Para recuperar a obra, projetada para a Copa do Mundo e nunca entregue oficialmente, o Estado investiu R$ 14 milhões em recursos próprios. Foram realizados serviços de drenagem, impermeabilização, pavimentação e recomposição da iluminação.

Histórico da Obra

A construção da trincheira Jurumirim/Trabalhadores começou em 29 de março de 2012, dentro do pacote de obras para a Copa do Mundo de 2014. Com orçamento inicial de R$ 39,3 milhões, a obra foi paralisada em julho de 2014, já tendo custado R$ 50,5 milhões e com 98% dos serviços executados pelo Consórcio Sobelltar.

No fim de 2014, começaram a surgir problemas precoces, como infiltrações nas paredes da trincheira e defeitos no pavimento da parte interna. A então Secretaria de Estado de Cidades (Secid) iniciou tratativas no começo de 2015 para que o Consórcio corrigisse os problemas e finalizasse a obra.

A negociação não obteve resultado e o Consórcio se recusou a assinar um Termo de Ajustamento de Gestão (TAG) proposto pelo Tribunal de Contas do Estado. O Consórcio também não apresentou um plano de ação para sanar os problemas, mesmo sendo notificado pelo Estado diversas vezes.

Logo no início da atual gestão, a Sinfra-MT tentou pela última vez um acordo com as antigas empresas, que outra vez se recusaram a assumir a responsabilidade pelas patologias.

Diante desses fatos, em junho de 2019 foram iniciados estudos para identificar as causas dos problemas e quais seriam as soluções para eles.
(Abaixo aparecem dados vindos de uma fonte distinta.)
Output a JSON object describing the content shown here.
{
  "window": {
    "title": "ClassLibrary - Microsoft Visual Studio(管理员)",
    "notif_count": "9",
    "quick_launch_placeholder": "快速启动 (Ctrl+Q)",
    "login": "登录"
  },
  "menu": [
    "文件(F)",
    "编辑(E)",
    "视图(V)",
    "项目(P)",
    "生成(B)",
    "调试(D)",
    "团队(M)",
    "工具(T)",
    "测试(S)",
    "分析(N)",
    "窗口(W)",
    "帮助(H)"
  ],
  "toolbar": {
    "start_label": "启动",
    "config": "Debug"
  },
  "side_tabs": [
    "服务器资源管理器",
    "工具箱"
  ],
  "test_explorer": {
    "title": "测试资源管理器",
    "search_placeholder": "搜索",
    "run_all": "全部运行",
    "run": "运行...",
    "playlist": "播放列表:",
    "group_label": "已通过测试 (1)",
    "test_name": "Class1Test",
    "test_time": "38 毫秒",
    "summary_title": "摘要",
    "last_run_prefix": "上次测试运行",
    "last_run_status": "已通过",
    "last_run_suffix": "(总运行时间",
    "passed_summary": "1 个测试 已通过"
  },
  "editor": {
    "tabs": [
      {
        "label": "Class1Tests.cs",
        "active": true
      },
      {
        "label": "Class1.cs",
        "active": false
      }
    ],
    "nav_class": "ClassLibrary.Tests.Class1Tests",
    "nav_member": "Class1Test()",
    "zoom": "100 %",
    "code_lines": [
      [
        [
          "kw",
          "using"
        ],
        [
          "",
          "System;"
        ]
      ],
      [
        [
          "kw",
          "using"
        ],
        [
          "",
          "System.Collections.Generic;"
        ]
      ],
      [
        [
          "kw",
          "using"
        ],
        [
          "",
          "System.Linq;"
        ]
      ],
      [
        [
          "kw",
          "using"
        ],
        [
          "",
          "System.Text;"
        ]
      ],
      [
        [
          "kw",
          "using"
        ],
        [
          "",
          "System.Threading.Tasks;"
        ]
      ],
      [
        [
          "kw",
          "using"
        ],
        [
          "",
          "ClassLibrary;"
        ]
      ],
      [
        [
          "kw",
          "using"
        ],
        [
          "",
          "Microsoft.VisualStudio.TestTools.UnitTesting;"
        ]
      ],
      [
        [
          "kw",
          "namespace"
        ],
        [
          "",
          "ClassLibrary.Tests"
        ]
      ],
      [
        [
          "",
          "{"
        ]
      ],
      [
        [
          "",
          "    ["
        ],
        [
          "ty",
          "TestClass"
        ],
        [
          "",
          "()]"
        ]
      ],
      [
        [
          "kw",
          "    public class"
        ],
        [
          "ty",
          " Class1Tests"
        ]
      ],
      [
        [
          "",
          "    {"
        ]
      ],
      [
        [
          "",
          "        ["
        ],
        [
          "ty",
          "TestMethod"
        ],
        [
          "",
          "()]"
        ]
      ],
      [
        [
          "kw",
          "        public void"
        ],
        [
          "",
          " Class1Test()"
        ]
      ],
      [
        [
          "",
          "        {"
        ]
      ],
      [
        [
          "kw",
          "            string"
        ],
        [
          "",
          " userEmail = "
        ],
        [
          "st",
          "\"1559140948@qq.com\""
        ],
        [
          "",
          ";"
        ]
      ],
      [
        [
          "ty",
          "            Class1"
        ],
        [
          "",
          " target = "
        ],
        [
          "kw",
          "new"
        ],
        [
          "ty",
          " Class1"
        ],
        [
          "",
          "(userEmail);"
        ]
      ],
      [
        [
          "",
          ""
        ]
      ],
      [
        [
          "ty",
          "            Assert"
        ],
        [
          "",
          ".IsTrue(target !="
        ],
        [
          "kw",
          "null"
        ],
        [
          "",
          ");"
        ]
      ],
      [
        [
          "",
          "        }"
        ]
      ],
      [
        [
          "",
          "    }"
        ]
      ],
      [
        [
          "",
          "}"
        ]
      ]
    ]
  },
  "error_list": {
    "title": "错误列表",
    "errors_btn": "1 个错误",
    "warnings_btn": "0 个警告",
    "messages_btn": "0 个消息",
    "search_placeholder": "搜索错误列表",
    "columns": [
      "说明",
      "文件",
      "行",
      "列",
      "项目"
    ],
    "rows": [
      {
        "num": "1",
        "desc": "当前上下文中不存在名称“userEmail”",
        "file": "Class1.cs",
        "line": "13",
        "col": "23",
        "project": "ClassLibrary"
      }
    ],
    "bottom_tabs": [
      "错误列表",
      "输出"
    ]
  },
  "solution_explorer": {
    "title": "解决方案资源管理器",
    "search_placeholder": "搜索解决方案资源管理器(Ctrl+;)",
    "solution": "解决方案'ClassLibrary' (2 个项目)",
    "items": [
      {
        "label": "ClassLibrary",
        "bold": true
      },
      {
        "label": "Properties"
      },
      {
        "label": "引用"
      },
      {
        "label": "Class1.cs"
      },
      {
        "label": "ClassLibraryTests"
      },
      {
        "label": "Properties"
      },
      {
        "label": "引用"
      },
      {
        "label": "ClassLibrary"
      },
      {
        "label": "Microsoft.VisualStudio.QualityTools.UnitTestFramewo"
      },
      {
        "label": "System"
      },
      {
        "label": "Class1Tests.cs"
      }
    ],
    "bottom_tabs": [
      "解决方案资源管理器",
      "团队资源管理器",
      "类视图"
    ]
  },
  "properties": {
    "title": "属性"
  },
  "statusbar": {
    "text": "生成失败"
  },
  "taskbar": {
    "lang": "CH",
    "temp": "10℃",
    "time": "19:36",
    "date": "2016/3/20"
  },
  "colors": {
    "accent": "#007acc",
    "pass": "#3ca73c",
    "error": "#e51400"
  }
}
O trabalho foi finalizado em agosto de 2020.

O projeto executivo mostrou que seria necessário retirar toda a camada asfáltica da parte interior da trincheira, assim como parte do aterro, para aplicação de uma nova solução para a drenagem. Também seria necessário limpar as cortinas e refazer todas as juntas de concretagem, com injeção de produto para sanear as infiltrações e impermeabilizar as paredes, além da substituição das juntas da parte superior da trincheira.

A licitação para a realização das obras foi lançada em outubro de 2020 e as sessões, realizadas em dezembro, apontaram o consórcio LM Cuiabá como vencedor, com um valor de R$ 14.200.437,44. O contrato foi assinado em 11 de fevereiro de 2021 e a ordem de serviço emitida em 08 de março de 2021.

Demora na liberação

Ainda em 17 de fevereiro, a Sinfra-MT realizou a primeira reunião com a Secretaria de Mobilidade Urbana de Cuiabá, apresentando o projeto e solicitando apoio para o início das obras. A Secretaria Municipal fez uma série de exigências e condicionou seu início ao término de outra obra realizada pela prefeitura. Devido ao posicionamento da Prefeitura de Cuiabá, a obra só começou em 08 de junho de 2021.

O atraso atrapalhou o cronograma das obras. Se os trabalhos tivessem começado em março de 2021, no período chuvoso, seria possível logo no início observar todos os problemas de infiltração e saná-los. Da mesma forma, a capa asfáltica seria aplicada no período da seca, o que não foi possível fazer.

Após o início da obra foram encontrados outros problemas de obstrução no sistema de drenagem, vários pontos das paredes com falha de concretagem e que precisaram ser preenchidos, além de problemas nos postes de iluminação, que foram resolvidos.

Todo o trabalho para consertar a parte interna da obra da Copa foi finalizado e o local já pode ser utilizado pelos motoristas, a partir desta sexta-feira. A segunda etapa será iniciada na sequência com os reparos na parte superior da trincheira (marginais).